Tuesday, June 30, 2009

Doldrums

Everybody knows Tasmania is supposed to be cold, wet and miserable. And for a few weeks every year -- let's be honest -- yes, you get that.

They're not weeks-on-end sort of weeks. They're more like two days here, three days there, a day or two of brightness in between, then another three days. That kind of thing.

But when they happen around now, in the darkest part of the year when the sun doesn't even show his bastard face until 0730 or so... yep. Doldrums.

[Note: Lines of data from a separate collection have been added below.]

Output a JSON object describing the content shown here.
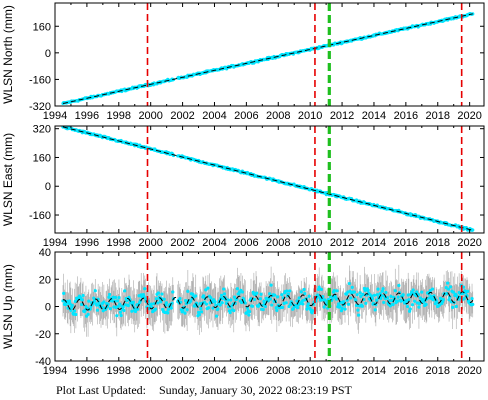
{
  "footer": {
    "label": "Plot Last Updated:",
    "timestamp": "Sunday, January 30, 2022 08:23:19 PST"
  },
  "colors": {
    "data": "#00e5ff",
    "errorbar": "#a9a9a9",
    "fit": "#000000",
    "red_line": "#e60000",
    "green_line": "#1fbf1f"
  },
  "chart_data": [
    {
      "type": "scatter",
      "ylabel": "WLSN North (mm)",
      "xlim": [
        1994,
        2020.9
      ],
      "ylim": [
        -320,
        300
      ],
      "xticks": [
        1994,
        1996,
        1998,
        2000,
        2002,
        2004,
        2006,
        2008,
        2010,
        2012,
        2014,
        2016,
        2018,
        2020
      ],
      "yticks": [
        -320,
        -160,
        0,
        160
      ],
      "ytick_labels": [
        "-320",
        "-160",
        "0",
        "160"
      ],
      "trend": [
        [
          1994.5,
          -305
        ],
        [
          2020.2,
          235
        ]
      ],
      "err": 4,
      "noise": 5,
      "seasonal": 0,
      "red_vlines": [
        1999.8,
        2010.3,
        2019.5
      ],
      "green_vlines": [
        2011.2
      ]
    },
    {
      "type": "scatter",
      "ylabel": "WLSN East (mm)",
      "xlim": [
        1994,
        2020.9
      ],
      "ylim": [
        -260,
        335
      ],
      "xticks": [
        1994,
        1996,
        1998,
        2000,
        2002,
        2004,
        2006,
        2008,
        2010,
        2012,
        2014,
        2016,
        2018,
        2020
      ],
      "yticks": [
        -160,
        0,
        160,
        320
      ],
      "ytick_labels": [
        "-160",
        "0",
        "160",
        "320"
      ],
      "trend": [
        [
          1994.5,
          330
        ],
        [
          2020.2,
          -245
        ]
      ],
      "err": 4,
      "noise": 5,
      "seasonal": 0,
      "red_vlines": [
        1999.8,
        2010.3,
        2019.5
      ],
      "green_vlines": [
        2011.2
      ]
    },
    {
      "type": "scatter",
      "ylabel": "WLSN Up (mm)",
      "xlim": [
        1994,
        2020.9
      ],
      "ylim": [
        -40,
        40
      ],
      "xticks": [
        1994,
        1996,
        1998,
        2000,
        2002,
        2004,
        2006,
        2008,
        2010,
        2012,
        2014,
        2016,
        2018,
        2020
      ],
      "yticks": [
        -40,
        -20,
        0,
        20,
        40
      ],
      "ytick_labels": [
        "-40",
        "-20",
        "0",
        "20",
        "40"
      ],
      "trend": [
        [
          1994.5,
          1
        ],
        [
          2020.2,
          7
        ]
      ],
      "err": 12,
      "noise": 6,
      "seasonal": 4,
      "red_vlines": [
        1999.8,
        2010.3,
        2019.5
      ],
      "green_vlines": [
        2011.2
      ]
    }
  ]
}
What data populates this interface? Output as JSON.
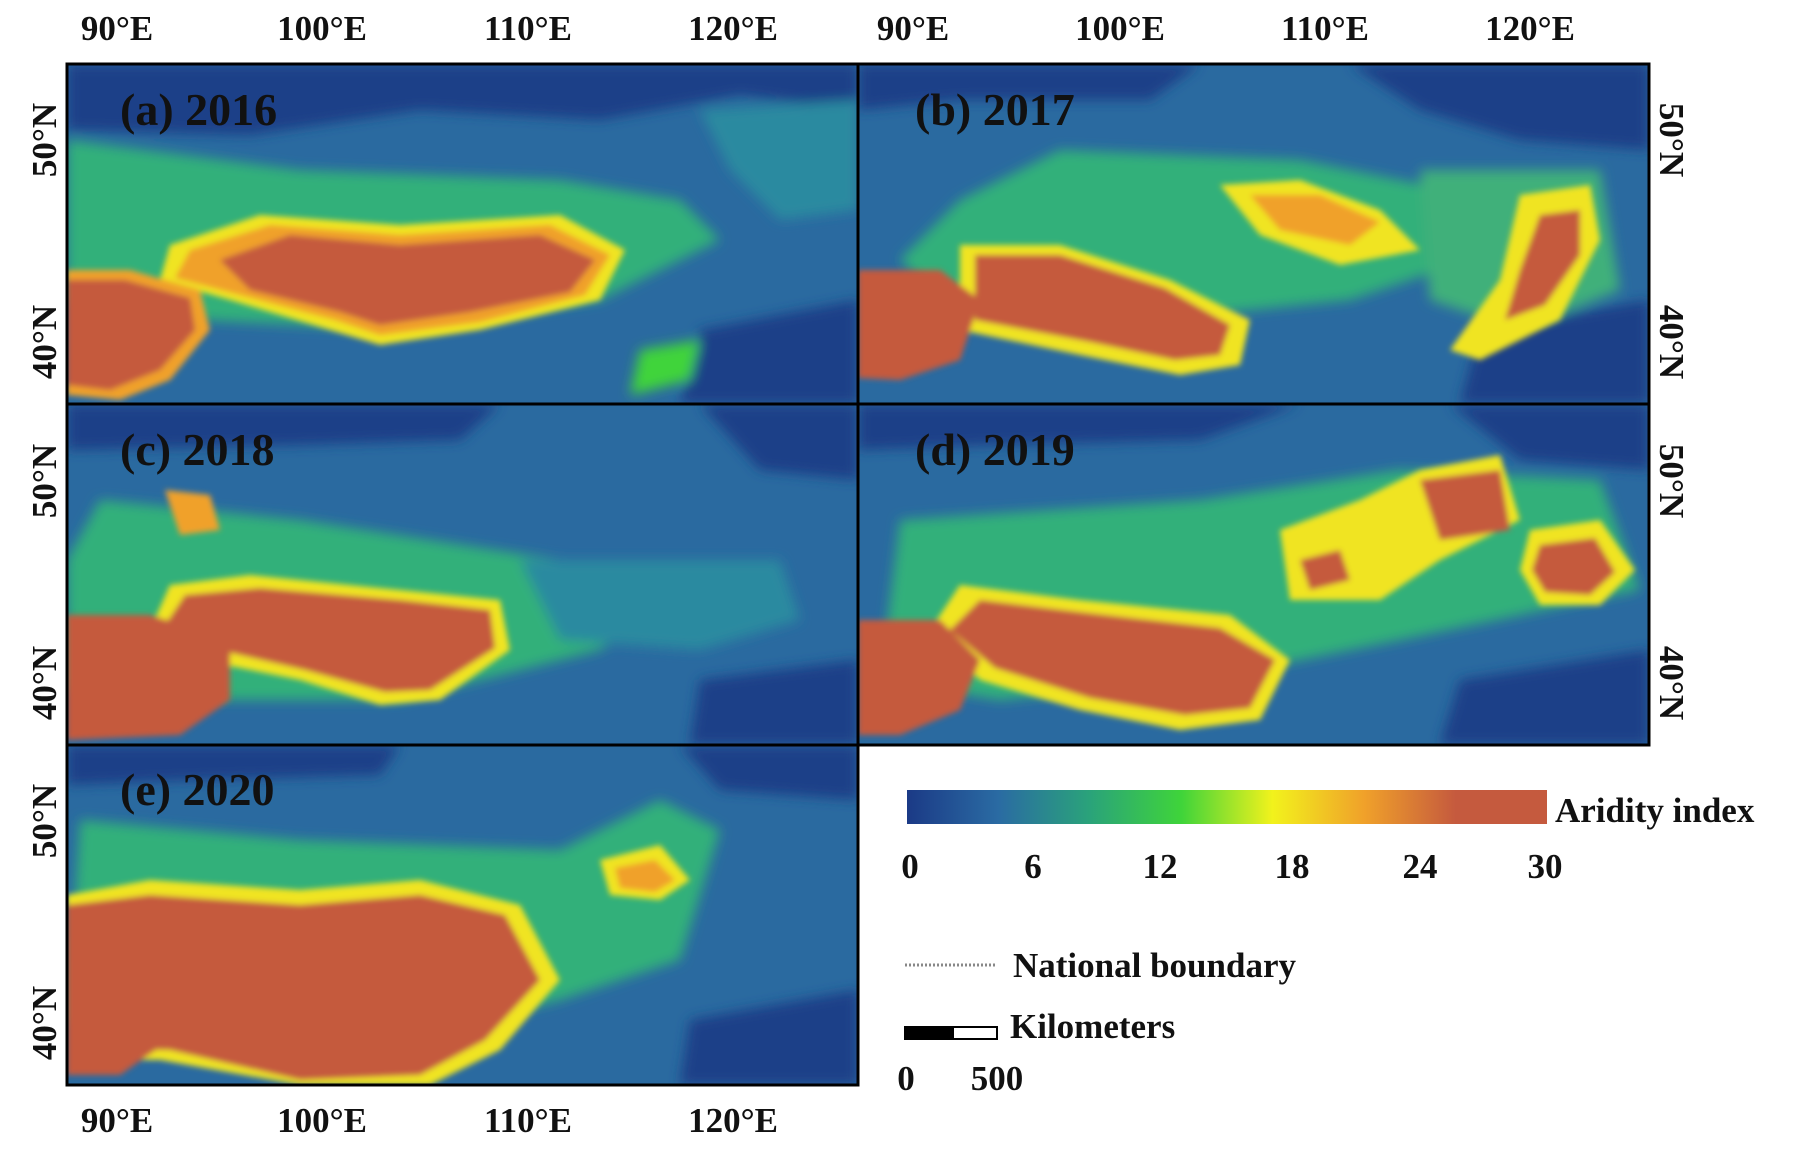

Cold, wet, grey and miserable yesterday. Elder Son and I extended his studies of poetry and poetic technique by going over Edgar Poe's "The Raven", which fit the mood of the day nicely. Changed my opinion of the poem, too -- I always thought it was an extraordinary work in terms of rhyme, rhythm and structure, but going over it closely has made me recognize the alliteration, imagery and symbolism in the piece as well. It's very, very clever writing -- still too mannered to make me feel the grief and depression it is intended to embody -- but such a carefully structured, minutely thought-out piece of work is remarkable and admirable in its own right.

Couple of visitors in the evening -- a fine young medical student that the Mau-Mau instantly adopted as her Flirt Target for the evening (it's scary to watch a three-year-old do that. How instinctive is this stuff?) and Dr C. We killed the odd bottle of wine, ate a hearty tomato and veg soup with pasta and spiced meatballs, finished off with home-made profiteroles (chocolate and coffee liqueur sauce), played a few games...

... but it was still wet, cold, grey and miserable when it was time to get out of bed this morning. And I've got a long afternoon and evening of martial arts to come.

Only one thing for it: order another twenty litres of bulk port from Grant Burge Wineries!
(Hint: the trick is to order twenty litres for about a hundred bucks, then put it into your own oak cask with maybe a half-litre of brandy as a what-the-hell addition. Six months later, it's brilliant. Three years later, if your port consumption isn't too brutal, it's absolutely astonishing.)